Her words are thick and watery, the way they get when she has been drinking the liquor the street boy sells her. I wonder if I have misunderstood. I run to the window and look out on the street. There is the usual assortment of vendors, schoolchildren kicking a ball, a policeman smoking a cigarette. But no Monica.
“Where is she?” I say.
Shilpa shrugs. “Mumtaz has no use for her anymore.”
“Why?” I say. “Monica was a good earner.”
“Don’t you know?” she says. “She has the virus.”
In this city, there are many diseases and many remedies. For the fever-and-chills disease, there are white pills. For the coughing disease, there is a special tea. For the itching and scratching disease, there is a golden ointment. For the burning pain in the groin, there is a shot from the dirty-hands doctor.
But for the virus, there is no remedy.
THE STREET BOY
I have been watching the street boy for some time now.
I still do not buy his tea, but I no longer flee the room when he arrives.
I know that he lets Anita have her tea even if she doesn’t have the money until the next day. I know that he puts extra sugar m the cook’s tea in exchange for a stale heel of bread. And I know he sometimes cheats Mumtaz out of her change if she is not paying attention.
Each day I hear him coming, the sound of his teacups clattering in his caddy as he arrives at the kitchen door. And each day when he comes to our room, I turn my back so I will not be tempted to spend even a single rupee on a luxury I have learned to live without.
Today when he arrives, I am alone. He holds a cup of tea in my direc
tion. The day is chilly and his tea is warm and fragrant, but I pretend I do not notice.

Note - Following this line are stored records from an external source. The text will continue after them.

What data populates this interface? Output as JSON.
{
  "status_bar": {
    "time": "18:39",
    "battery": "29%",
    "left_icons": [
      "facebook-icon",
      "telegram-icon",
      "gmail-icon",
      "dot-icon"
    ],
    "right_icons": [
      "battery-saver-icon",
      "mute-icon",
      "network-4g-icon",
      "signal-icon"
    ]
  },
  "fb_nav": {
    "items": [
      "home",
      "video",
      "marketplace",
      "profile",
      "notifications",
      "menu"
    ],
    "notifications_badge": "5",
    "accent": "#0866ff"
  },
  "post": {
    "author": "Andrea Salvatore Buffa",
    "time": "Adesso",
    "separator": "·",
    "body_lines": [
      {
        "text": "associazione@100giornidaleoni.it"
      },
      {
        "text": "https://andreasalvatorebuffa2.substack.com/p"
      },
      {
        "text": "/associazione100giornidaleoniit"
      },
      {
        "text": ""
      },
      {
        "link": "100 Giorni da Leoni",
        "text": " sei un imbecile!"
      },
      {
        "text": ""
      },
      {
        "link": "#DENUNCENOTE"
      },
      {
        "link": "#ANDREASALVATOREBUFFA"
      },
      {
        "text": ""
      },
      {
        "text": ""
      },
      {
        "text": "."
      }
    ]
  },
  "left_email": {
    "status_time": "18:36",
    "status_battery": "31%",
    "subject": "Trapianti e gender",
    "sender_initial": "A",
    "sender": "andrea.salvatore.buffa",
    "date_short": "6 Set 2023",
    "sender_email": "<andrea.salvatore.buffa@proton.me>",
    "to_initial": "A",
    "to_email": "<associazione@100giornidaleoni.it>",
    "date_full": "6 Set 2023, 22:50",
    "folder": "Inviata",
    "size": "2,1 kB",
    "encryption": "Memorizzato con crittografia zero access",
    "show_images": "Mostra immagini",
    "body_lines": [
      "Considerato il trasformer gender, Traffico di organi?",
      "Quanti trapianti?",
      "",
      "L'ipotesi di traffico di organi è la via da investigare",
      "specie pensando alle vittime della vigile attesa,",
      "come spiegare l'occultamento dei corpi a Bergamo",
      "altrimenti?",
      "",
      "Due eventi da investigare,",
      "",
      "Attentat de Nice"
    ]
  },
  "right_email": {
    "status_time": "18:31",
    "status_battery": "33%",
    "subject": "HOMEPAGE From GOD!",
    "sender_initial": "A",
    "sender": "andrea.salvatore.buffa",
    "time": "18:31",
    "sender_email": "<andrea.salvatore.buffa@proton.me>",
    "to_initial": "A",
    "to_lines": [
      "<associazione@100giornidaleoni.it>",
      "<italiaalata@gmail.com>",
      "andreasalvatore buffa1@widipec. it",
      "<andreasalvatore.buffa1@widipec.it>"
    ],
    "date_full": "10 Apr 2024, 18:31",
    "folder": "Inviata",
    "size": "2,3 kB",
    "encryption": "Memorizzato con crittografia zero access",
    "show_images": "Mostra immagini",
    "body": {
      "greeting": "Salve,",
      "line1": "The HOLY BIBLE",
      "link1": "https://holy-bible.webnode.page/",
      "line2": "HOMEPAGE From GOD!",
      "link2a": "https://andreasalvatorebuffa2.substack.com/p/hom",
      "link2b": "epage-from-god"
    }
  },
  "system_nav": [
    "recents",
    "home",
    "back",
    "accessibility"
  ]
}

He lifts the cup to his lip and pretends to drink. “Some tea for you today?” he says. His brown eyes are dark as Tali’s.
I shake my head no.
He lowers his head and scuffs one bare foot against the other. He seems about to say something more, but I turn my back, all the while thinking about his tea, about how good it would taste, how the cup would warm my hands, my throat, my whole being. And then he is gone, the cups on his caddy clinking and chattering as he retreats down the hall.
RAID
What I remember is this:
It was the middle of the afternoon. Shahanna was upstairs painting her nails, Mumtaz was out getting herself fitted for a new sari, and Anita and I were in the TV room with the other girls when there was thunder at the front door. A man’s voice shouted, “Open up!”

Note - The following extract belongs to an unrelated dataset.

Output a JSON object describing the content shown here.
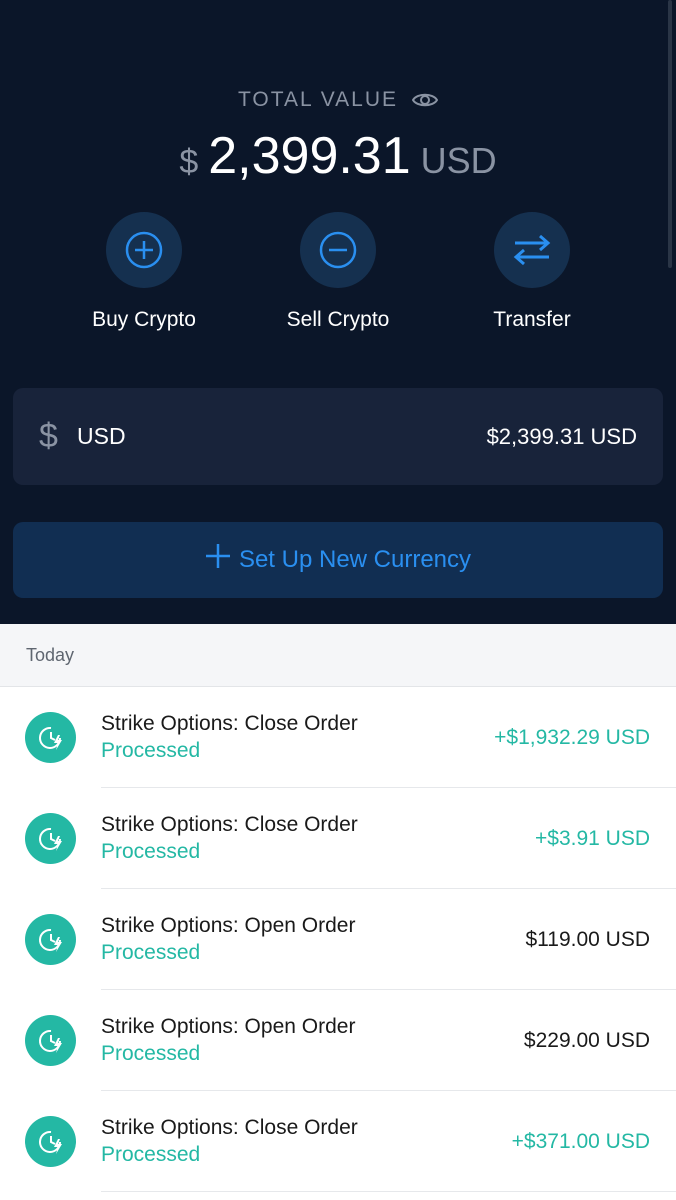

The goonda at the front door, a skinny boy Mumtaz hired just a few days ago, leaped to his feet and ran for the back door. The girls jumped out of their seats and scattered like roaches. I couldn’t move.

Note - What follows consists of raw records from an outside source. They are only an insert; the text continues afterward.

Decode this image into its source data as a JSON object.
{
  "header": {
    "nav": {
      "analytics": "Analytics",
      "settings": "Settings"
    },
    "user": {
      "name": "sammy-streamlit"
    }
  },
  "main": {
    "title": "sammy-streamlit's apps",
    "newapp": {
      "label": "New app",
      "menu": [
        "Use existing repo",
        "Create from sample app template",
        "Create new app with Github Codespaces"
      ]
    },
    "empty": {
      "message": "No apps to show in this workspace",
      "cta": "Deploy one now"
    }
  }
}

Anita was running for the kitchen, but when she saw me frozen in place, she came back, grabbed my wrist, and pulled me along with her. The cook was waiting for us, holding open a panel beneath the sink. Anita crawled in first, then pulled me in behind her.
In the tiny dark space, there was barely enough room for one person, let alone two, and so once the door was shut, we huddled there amid the pipes and rags and buckets, holding our breath.
Soon we heard yelling. Men’s voices came closer. Heavy footsteps coming toward us, down the hall, then into the kitchen. A man shouted at the cook. She cursed at him. Cupboard doors were flung open and slammed shut. There was the sound of rice spilling, a pan clattering to the floor, the cook shrieking and stomping her foot.
The footsteps came close, then closer, and stopped.